In order to protect and conserve wildlife and wild places WCS uses many tactics and tools. One lesser known tool is spatial analysis. Using maps, math, and modeling, experts here get a birds eye view of how our planet is changing and what we can do to protect it. Working with teams all over the world our spatial analysts serve an important function for our conservation mission. Built around standards aligned curriculum this Field Sight Story will help demystify this lesser known facet of conservation research.
Connecting Conservation to the Classroom
Hear from a WCS educator about how spatial analysis can support student learning of science practices such as developing and using models.

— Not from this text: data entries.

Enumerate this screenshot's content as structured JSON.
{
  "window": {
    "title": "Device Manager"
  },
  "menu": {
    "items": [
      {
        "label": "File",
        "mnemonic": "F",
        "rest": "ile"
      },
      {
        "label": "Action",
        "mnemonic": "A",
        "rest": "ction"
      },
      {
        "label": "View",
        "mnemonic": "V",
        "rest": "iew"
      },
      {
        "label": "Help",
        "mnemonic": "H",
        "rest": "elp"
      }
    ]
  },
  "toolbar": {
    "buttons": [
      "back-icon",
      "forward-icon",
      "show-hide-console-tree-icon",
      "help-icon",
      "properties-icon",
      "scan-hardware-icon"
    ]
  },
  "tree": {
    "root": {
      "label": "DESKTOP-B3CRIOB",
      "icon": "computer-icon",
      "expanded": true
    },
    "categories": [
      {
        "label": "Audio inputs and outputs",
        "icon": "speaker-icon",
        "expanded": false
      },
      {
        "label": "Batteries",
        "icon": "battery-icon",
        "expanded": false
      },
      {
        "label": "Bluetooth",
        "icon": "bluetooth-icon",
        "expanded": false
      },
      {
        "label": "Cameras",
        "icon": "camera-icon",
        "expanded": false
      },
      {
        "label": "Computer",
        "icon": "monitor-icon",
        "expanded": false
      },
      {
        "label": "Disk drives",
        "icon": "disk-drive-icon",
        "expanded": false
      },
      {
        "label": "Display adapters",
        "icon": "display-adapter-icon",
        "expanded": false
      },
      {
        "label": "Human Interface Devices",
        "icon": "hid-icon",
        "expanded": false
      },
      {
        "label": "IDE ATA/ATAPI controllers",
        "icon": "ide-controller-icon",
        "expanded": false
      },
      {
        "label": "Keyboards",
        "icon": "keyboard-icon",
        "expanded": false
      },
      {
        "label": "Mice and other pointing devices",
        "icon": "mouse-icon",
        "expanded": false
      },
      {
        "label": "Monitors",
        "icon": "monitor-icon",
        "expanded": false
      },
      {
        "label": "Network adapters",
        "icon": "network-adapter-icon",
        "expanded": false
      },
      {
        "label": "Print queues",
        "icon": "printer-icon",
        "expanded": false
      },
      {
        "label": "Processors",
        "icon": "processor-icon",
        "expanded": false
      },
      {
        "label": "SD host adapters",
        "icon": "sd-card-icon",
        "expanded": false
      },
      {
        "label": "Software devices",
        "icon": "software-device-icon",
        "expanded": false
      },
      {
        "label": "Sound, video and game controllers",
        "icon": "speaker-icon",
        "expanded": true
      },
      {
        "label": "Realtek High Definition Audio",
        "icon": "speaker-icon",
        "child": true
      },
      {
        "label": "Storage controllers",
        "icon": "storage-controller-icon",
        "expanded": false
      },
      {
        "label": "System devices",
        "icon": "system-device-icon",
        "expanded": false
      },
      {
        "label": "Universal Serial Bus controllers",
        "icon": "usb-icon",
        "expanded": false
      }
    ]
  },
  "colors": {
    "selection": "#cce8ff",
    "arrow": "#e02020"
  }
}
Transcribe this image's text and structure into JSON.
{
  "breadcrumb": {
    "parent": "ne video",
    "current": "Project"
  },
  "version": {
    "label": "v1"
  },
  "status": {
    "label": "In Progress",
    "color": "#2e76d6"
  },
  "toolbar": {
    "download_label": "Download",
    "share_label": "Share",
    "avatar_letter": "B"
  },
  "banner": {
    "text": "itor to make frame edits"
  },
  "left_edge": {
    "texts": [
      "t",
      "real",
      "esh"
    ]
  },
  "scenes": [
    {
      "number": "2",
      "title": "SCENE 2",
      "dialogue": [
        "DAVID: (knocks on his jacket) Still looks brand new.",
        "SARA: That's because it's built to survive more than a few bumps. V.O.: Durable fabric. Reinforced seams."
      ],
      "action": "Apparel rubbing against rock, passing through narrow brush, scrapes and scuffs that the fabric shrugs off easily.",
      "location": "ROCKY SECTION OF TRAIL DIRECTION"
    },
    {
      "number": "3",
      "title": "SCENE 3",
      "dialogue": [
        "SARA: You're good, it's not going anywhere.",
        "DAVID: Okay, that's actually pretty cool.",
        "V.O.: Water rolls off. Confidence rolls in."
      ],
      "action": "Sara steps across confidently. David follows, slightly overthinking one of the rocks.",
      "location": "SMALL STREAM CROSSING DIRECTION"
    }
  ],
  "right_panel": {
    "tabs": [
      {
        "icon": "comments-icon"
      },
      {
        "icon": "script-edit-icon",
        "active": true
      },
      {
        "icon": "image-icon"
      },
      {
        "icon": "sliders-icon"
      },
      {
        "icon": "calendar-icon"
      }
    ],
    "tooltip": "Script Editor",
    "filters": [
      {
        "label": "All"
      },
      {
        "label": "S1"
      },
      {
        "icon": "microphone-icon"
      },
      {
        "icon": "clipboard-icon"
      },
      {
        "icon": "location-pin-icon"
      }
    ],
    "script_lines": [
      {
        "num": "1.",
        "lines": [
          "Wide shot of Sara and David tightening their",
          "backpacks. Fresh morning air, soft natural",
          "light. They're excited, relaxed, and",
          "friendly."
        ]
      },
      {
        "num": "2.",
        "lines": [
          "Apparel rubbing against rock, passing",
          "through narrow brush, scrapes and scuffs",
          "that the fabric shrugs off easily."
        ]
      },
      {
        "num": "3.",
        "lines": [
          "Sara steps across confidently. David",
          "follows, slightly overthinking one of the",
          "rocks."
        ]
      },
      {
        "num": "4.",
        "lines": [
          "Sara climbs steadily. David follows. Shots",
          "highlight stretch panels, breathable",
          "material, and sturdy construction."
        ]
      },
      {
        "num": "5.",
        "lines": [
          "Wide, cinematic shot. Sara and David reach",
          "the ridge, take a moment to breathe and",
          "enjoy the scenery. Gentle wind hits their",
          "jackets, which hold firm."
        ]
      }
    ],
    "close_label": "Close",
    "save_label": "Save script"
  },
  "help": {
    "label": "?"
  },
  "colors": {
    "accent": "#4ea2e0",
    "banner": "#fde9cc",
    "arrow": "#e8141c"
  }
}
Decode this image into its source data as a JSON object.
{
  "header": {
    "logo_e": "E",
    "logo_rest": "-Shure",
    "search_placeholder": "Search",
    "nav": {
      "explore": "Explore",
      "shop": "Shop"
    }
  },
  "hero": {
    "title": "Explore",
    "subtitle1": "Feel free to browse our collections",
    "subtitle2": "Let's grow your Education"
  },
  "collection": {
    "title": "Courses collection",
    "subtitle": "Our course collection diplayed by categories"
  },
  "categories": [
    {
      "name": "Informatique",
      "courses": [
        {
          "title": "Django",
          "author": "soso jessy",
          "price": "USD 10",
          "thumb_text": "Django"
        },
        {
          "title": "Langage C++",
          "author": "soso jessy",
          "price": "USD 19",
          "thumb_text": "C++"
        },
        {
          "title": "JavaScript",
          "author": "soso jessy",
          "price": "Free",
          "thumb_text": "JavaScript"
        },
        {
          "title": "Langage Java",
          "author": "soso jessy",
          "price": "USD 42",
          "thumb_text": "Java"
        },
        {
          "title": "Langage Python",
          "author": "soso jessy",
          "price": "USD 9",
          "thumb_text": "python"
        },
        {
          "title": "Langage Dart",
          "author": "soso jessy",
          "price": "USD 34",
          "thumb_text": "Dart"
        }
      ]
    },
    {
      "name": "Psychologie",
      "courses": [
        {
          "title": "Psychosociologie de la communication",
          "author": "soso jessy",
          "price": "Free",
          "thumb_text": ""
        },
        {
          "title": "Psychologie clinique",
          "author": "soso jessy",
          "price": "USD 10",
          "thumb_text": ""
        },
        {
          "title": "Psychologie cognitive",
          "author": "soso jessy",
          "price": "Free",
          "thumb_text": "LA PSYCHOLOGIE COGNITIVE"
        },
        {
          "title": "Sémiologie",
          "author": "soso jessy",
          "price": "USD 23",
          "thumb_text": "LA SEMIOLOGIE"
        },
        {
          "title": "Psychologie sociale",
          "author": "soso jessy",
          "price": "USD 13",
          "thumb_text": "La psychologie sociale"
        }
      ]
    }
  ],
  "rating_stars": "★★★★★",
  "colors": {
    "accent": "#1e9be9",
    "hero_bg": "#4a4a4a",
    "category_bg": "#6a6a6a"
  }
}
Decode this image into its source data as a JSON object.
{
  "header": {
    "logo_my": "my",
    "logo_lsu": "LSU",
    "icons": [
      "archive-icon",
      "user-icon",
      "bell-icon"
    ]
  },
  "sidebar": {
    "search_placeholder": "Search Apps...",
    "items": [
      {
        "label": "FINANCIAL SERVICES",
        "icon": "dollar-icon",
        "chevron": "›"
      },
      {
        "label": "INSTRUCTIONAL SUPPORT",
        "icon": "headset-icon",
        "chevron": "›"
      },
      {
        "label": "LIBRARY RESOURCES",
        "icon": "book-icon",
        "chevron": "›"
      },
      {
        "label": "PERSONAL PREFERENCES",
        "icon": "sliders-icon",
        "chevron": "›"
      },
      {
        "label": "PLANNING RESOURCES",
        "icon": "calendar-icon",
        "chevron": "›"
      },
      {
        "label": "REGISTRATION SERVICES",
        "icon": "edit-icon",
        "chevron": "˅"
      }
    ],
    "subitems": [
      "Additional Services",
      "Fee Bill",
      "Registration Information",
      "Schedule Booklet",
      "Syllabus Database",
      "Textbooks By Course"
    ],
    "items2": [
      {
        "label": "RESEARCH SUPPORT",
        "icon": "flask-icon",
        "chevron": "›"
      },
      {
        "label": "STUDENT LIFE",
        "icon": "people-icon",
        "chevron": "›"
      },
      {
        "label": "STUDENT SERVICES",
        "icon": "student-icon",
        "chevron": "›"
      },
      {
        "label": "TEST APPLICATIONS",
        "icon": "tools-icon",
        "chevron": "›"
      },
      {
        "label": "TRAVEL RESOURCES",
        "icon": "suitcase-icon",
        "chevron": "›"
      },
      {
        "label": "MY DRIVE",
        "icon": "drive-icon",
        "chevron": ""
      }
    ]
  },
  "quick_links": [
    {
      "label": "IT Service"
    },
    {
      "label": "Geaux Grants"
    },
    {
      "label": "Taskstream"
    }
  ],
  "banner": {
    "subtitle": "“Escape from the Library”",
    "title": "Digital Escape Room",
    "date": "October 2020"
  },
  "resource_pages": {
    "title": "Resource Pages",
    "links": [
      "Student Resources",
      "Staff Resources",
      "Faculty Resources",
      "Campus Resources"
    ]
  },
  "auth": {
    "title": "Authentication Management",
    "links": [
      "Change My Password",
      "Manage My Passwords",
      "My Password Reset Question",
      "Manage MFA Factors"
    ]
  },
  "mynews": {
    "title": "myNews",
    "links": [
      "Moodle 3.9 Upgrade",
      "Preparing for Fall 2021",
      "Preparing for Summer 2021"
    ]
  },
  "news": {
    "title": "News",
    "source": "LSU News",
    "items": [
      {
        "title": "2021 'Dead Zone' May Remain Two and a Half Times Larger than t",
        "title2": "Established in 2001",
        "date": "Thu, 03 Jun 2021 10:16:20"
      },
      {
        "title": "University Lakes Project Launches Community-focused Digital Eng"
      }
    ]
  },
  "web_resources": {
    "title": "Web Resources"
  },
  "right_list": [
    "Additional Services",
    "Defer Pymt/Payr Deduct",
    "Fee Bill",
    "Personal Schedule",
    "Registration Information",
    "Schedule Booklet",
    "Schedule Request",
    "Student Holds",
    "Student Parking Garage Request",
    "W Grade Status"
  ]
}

Data from spatial surveys is imperative to predict the ideal habitat for a given species. In this clip, students will learn about how spatial analysts determine what factors may be limiting wildlife use of land and space.
WCS takes a holistic view of wildlife conservation, considering not only current ranges of wildlife, but historic ones. Understanding the range of wildlife and how that connects to land use patterns is necessary for wildlife conservation planning.
WCS engages in habitat conservation both in the field and in our New York City zoos and aquarium. Our Horticulture staff collect data in the natural areas throughout the Bronx Zoo as a part of a forest survey to help maintain the New York watershed. This example demonstrates how local surveys can help us understand nature in your own communities.